Fanshawe gets into gaming
“Our (Fanshawe) graduates will be very much in demand as they enter the workforce,” said Kevin Weaver, Chair of Fanshawe's School of Information Technology. “There will always be a high demand and need for technology jobs.”
In response to the current technology demands, Fanshawer is introducing three new graduate certificate programs in its School of Information Technology and School of Contemporary Media, as was announced at the introduction of Tech Week on March 30.
Information Security Management, 3D Animation and Character Design, and Game Development-Advanced Programming are new courses that will run for a period of eight months each coming Fall of 2009 and fall of 2010.
According to Weaver, the newly introduced programs at Fanshawe will add to the already diverse programs that are offered at the post-secondary institution.
Information Security Management key focus is for students to focus on businesses and organizations as they build safeguards in order to better protect sensitive data and a customer's personal information. Students enrolled in this course will also learn how to prepare both the strategic and operational aspects of all information security.
3D Animation and Character Design will provide successfully enrolled students with advanced training in digital animation, which will include life drawing and storyboarding, 3D modeling, and animation. Shaders, texture mapping and lighting, character design, video editing and also audio effects. Graduates of this program will be more than equipped to be able to work in the film and gaming industries in their futures.
Game Development-Advanced Programming will have students focus on unique aspects of video development: graphic effects, animation systems, artificial intelligence, physical modeling, sound and scripting systems. The students enrolled in this course can expect to work with current and custom game engines and components.
Weaver said in an interview, he wishes that students take advantage of this amazing opportunity and be part of the new courses available come this fall.
Weaver suggested, students should not only look at the courses as having a student sitting at a desk in front of a computer.
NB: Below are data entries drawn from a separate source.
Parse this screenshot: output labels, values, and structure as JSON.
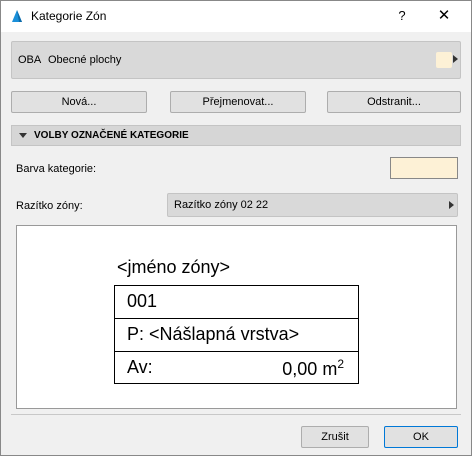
{
  "window": {
    "title": "Kategorie Zón",
    "help_label": "?",
    "close_label": "✕"
  },
  "category": {
    "code": "OBA",
    "name": "Obecné plochy",
    "color": "#fdf1d6"
  },
  "buttons": {
    "new": "Nová...",
    "rename": "Přejmenovat...",
    "delete": "Odstranit..."
  },
  "section": {
    "title": "VOLBY OZNAČENÉ KATEGORIE"
  },
  "fields": {
    "color_label": "Barva kategorie:",
    "color_value": "#fdf1d6",
    "stamp_label": "Razítko zóny:",
    "stamp_value": "Razítko zóny 02 22"
  },
  "preview": {
    "name": "<jméno zóny>",
    "number": "001",
    "floor": "P: <Nášlapná vrstva>",
    "area_label": "Av:",
    "area_value": "0,00 m",
    "area_sup": "2"
  },
  "footer": {
    "cancel": "Zrušit",
    "ok": "OK"
  },
  "icons": {
    "app": "archicad-logo-icon",
    "dropdown": "chevron-right-icon"
  }
}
It is much more interactive than that.
Marilyn Sinclair, CEO of Tech Alliance in London, Ontario admitted at the Tech Week event on March 30 that Fanshawe has a key standing business commitment to the London community and will continue to do so in the future.
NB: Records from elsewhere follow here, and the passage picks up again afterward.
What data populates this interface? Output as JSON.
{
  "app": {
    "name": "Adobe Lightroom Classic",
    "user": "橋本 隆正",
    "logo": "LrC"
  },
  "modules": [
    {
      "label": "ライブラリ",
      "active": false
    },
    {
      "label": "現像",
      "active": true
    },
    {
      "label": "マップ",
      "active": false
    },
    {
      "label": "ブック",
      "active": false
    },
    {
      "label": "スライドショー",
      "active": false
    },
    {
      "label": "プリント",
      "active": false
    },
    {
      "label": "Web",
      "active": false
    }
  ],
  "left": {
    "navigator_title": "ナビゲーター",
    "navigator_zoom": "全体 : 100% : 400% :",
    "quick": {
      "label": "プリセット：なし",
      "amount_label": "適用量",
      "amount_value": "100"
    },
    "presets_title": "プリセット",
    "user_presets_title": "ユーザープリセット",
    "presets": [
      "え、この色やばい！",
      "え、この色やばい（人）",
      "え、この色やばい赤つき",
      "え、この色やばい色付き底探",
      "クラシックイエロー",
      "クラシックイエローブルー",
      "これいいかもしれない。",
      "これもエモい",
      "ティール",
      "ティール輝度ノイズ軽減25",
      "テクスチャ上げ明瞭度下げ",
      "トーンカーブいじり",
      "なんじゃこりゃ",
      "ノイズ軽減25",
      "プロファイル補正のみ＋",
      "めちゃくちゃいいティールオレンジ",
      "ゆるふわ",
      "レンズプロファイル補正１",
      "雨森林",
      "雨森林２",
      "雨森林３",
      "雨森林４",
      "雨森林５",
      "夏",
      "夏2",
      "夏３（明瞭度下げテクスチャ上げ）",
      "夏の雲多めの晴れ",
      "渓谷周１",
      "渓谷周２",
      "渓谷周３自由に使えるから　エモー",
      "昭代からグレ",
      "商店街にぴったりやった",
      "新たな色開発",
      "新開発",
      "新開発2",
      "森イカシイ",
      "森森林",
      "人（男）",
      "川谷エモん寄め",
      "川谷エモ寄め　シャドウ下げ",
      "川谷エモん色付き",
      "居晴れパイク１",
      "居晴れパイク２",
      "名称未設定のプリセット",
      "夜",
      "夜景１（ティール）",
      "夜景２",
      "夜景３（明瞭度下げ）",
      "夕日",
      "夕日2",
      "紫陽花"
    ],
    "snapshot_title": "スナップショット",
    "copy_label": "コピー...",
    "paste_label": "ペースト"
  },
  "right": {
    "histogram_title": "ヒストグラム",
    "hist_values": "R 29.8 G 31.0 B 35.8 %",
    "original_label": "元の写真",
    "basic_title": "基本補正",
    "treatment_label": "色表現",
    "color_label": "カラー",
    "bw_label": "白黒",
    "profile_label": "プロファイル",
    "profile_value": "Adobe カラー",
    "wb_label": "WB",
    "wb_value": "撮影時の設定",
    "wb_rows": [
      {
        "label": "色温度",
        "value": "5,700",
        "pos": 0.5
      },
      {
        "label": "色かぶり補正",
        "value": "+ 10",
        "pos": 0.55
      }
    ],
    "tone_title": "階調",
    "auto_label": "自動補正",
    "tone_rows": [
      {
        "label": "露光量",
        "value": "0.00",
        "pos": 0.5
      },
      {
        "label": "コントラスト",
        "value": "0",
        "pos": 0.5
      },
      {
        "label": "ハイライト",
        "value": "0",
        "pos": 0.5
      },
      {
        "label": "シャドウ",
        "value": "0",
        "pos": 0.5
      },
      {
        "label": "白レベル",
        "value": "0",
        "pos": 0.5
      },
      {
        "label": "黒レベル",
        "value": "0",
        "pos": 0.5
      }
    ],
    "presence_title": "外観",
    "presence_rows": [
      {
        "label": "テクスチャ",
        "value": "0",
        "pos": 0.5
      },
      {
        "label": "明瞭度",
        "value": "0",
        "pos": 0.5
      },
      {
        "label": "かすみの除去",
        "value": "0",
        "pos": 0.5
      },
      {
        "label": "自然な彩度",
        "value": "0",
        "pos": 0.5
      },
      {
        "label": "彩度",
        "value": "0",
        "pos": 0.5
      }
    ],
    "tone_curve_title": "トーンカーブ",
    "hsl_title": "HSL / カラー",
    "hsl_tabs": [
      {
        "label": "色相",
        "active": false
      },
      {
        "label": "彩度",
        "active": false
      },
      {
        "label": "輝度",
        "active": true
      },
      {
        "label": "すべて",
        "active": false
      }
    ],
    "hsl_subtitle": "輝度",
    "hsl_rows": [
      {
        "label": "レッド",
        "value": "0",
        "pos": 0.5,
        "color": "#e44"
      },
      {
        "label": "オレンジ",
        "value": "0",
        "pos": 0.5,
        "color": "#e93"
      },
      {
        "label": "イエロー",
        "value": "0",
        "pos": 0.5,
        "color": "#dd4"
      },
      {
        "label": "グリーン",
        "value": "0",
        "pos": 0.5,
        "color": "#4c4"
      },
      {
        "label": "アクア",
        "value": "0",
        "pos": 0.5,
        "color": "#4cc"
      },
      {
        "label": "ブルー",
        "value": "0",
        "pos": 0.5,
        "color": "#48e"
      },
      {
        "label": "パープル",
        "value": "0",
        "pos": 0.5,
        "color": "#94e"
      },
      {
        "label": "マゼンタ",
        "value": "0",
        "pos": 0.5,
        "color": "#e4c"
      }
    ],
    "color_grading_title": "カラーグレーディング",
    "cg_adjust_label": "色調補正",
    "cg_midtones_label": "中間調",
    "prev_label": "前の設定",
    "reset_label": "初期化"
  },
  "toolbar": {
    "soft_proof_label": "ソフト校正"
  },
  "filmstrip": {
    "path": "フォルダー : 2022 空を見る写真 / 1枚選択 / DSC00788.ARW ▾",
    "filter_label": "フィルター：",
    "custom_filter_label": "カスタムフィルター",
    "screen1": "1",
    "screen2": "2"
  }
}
According to the October 2008 Information and Communications Technology Council (ICTC) report, Ontario will need between 61,780 and 85,972 technology workers between now and 2015.
The report also stated that Fanshawe's new courses starting the fall of 2009 would give students who have already earned degrees or diplomas a chance to develop highly specialized tech skills, making graduates of these newly introduced courses highly sought after by employers in the tech sectors.
Weaver added there is still not enough female to male ratio in existing I.T. courses and is optimistic the numbers will even out in the future.
Girl Rock Information Technology (I.T) is an all girl event-taking place at Fanshawe College on May 8, 2009. The grade seven and eight girls attending the event will have the chance to meet successful women in exciting I.T careers and also learn how I.T works.
There will be numerous workshops that will engage girls' minds where they will learn about various software and web languages.
Girls planning on attending the second annual event should register by no later than April 31, 2009. First come first serve basis for the first 200 girls.